Sunday, June 17, 2007

From Skidmore to Gonzalez to DeStefano

Crain's Chicago Business has a report today that Gonzalez Partners, the 10-person firm headed by architect Joseph Gonzalez, is being absorbed by DeStefano & Partners, Ltd, where Gonzalez becomes a design principal. Both Gonzelez and James DeStefano are alumnus of Skidmore, Owings and Merrill.

I'll always remember Gonzalez as the guy (and if my memory is faulty, I hope someone will correct me) who came out to the hearings on the 1911 Chicago and Northwestern terminal and said that since all the really great stations had already been demolished, it was ok to throw away the Chicago and Northwestern - the last complete and functioning example of the great depots - because it wasn't quite up to the standard of the ones we had wrecked already. While at SOM, Gonzalez designed two of the more graceful skyscrapers of the Post-Modern era, One North Franklin and 303 West Madison, notwithstanding the fact that columns of 303's penthouse arcade shelter, not windows and a balcony, but supersized air vents.

Among Gonzalez's recent projects is the new Little Village High School, opened in 2005, and new Brown Line stations at Sedgewick, Armitage and Chicago, currently under construction.

9 comments:

Pete said...

At least Gonzalez hid those air vents better than the designer of Chase Tower (First National Plaza) did. I just noticed recently how obtrusive the vents are in the latter building, making it look blocky and disrupting the tower's otherwise graceful vertical curve.

Anonymous said...

At the hearing for Mies van der Rohe's Arts Club interior, Gonzalez remarked that he had had lunch at the club once with Gordon Bunschaft. And that Gordon said, "This is not one of Mies' finer works."

Anonymous said...

I think the scandal broke in the Chicago Tribune on Christmas Eve 1998, that Gonzales, appointed as head of something like the Landmarks Commission for Chicago, and instrumental in the demolition of significant historical works, had lied about completing the professional master of architecture degree as well as being licensed as an architect. Soon after, all the employees at SOM, which was in the process of becoming a LLP and was therefore exposed to liability for malpractice, were called into a closed meeting where the other principals informed all of us that he would be on "leave of absence", ostensibly to complete the missing thesis / degree / license. I made a joke to my supervisor that if they pass out kool-aid to us all, we should not drink it. Gonzales started his own firm soon thereafter, taking some of the mainstays at SOM with him, and never returned to SOM. As a young intern architect, I found it all scandalous.

Anonymous said...

It was Christmas day, actually. Happy holiday!

Anonymous said...

The guy is a undeserving buffoon!

Howard Roark said...

LOOKS LIKE THE AIA IS PICKING FROM THE BOTTOM OF THE BARREL THESE DAYS.

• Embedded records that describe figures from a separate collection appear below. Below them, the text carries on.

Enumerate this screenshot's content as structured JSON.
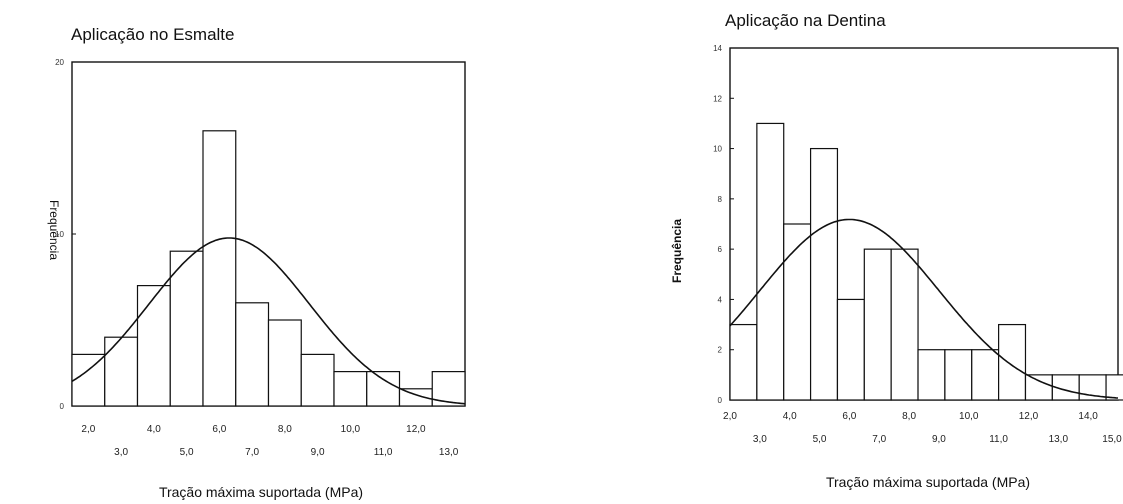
{
  "chart_data": [
    {
      "type": "bar",
      "subtype": "histogram-with-normal-curve",
      "title": "Aplicação no Esmalte",
      "xlabel": "Tração máxima suportada (MPa)",
      "ylabel": "Frequência",
      "x_ticks_top": [
        "2,0",
        "4,0",
        "6,0",
        "8,0",
        "10,0",
        "12,0"
      ],
      "x_ticks_bottom": [
        "3,0",
        "5,0",
        "7,0",
        "9,0",
        "11,0",
        "13,0"
      ],
      "y_ticks": [
        "0",
        "10",
        "20"
      ],
      "xlim": [
        1.5,
        13.5
      ],
      "ylim": [
        0,
        20
      ],
      "bin_width": 1.0,
      "bin_starts": [
        1.5,
        2.5,
        3.5,
        4.5,
        5.5,
        6.5,
        7.5,
        8.5,
        9.5,
        10.5,
        11.5,
        12.5
      ],
      "values": [
        3,
        4,
        7,
        9,
        16,
        6,
        5,
        3,
        2,
        2,
        1,
        2
      ],
      "normal_curve": {
        "mean": 6.3,
        "sd": 2.45,
        "n": 60
      },
      "grid": false,
      "legend": "none"
    },
    {
      "type": "bar",
      "subtype": "histogram-with-normal-curve",
      "title": "Aplicação na Dentina",
      "xlabel": "Tração máxima suportada (MPa)",
      "ylabel": "Frequência",
      "x_ticks_top": [
        "2,0",
        "4,0",
        "6,0",
        "8,0",
        "10,0",
        "12,0",
        "14,0"
      ],
      "x_ticks_bottom": [
        "3,0",
        "5,0",
        "7,0",
        "9,0",
        "11,0",
        "13,0",
        "15,0"
      ],
      "y_ticks": [
        "0",
        "2",
        "4",
        "6",
        "8",
        "10",
        "12",
        "14"
      ],
      "xlim": [
        2.0,
        15.0
      ],
      "ylim": [
        0,
        14
      ],
      "bin_width": 0.9,
      "bin_starts": [
        2.0,
        2.9,
        3.8,
        4.7,
        5.6,
        6.5,
        7.4,
        8.3,
        9.2,
        10.1,
        11.0,
        11.9,
        12.8,
        13.7,
        14.6
      ],
      "values": [
        3,
        11,
        7,
        10,
        4,
        6,
        6,
        2,
        2,
        2,
        3,
        1,
        1,
        1,
        1
      ],
      "normal_curve": {
        "mean": 6.0,
        "sd": 3.0,
        "n": 60
      },
      "grid": false,
      "legend": "none"
    }
  ]
}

Joseph Gonazlez....FAIA????


February 26, 2009
The Chicago Seven (plus one): Eight make the AIA's College of Fellows.

The American Institute of Architects has just announced that 112 of its members, including eight from Chicago, have been named to the institute's College of Fellows. The honor is "awarded to members who have made significant conributions to the profession," the AIA says in a news release.

The new fellows will be recognized as a ceremony at San Francisco's Grace Cathedral on May 1 during this year's national AIA convention.

Lynn Becker said...

". . . will be recognized as a ceremony at San Francisco's Grace Cathedral."

maybe he'll take the opportunity to seek absolution for his sins.

Anonymous said...

Clearly, "Howard Roark" (wtf?) you have not worked with Joe Gonzalez. I have and have found him to be remarkably talented and collaborative. I don't fully understand or condone his past actions, but I don't hold them against him either. He is hardly "bottom of the barrel." Frankly, I think people, especially architects, who blog about others being "bottom of the barrel" are already right there themselves.
In my opinion, the architecture profession is a better place with Gonzalez in it. I would look forward to any opportunity to work with him again.

OC said...

Roark,
its not going to do you any good trying to knock the guy down. He's tuff enough to sit down, read these comments, smirk about it, and go on his daily business. I guarantee it!
I have worked with Gonzalez as a designer at DeStefano and I support AIA for making him a fellow, he has some good work and is modest about it.
However working with Gonzalez once, was enough for me.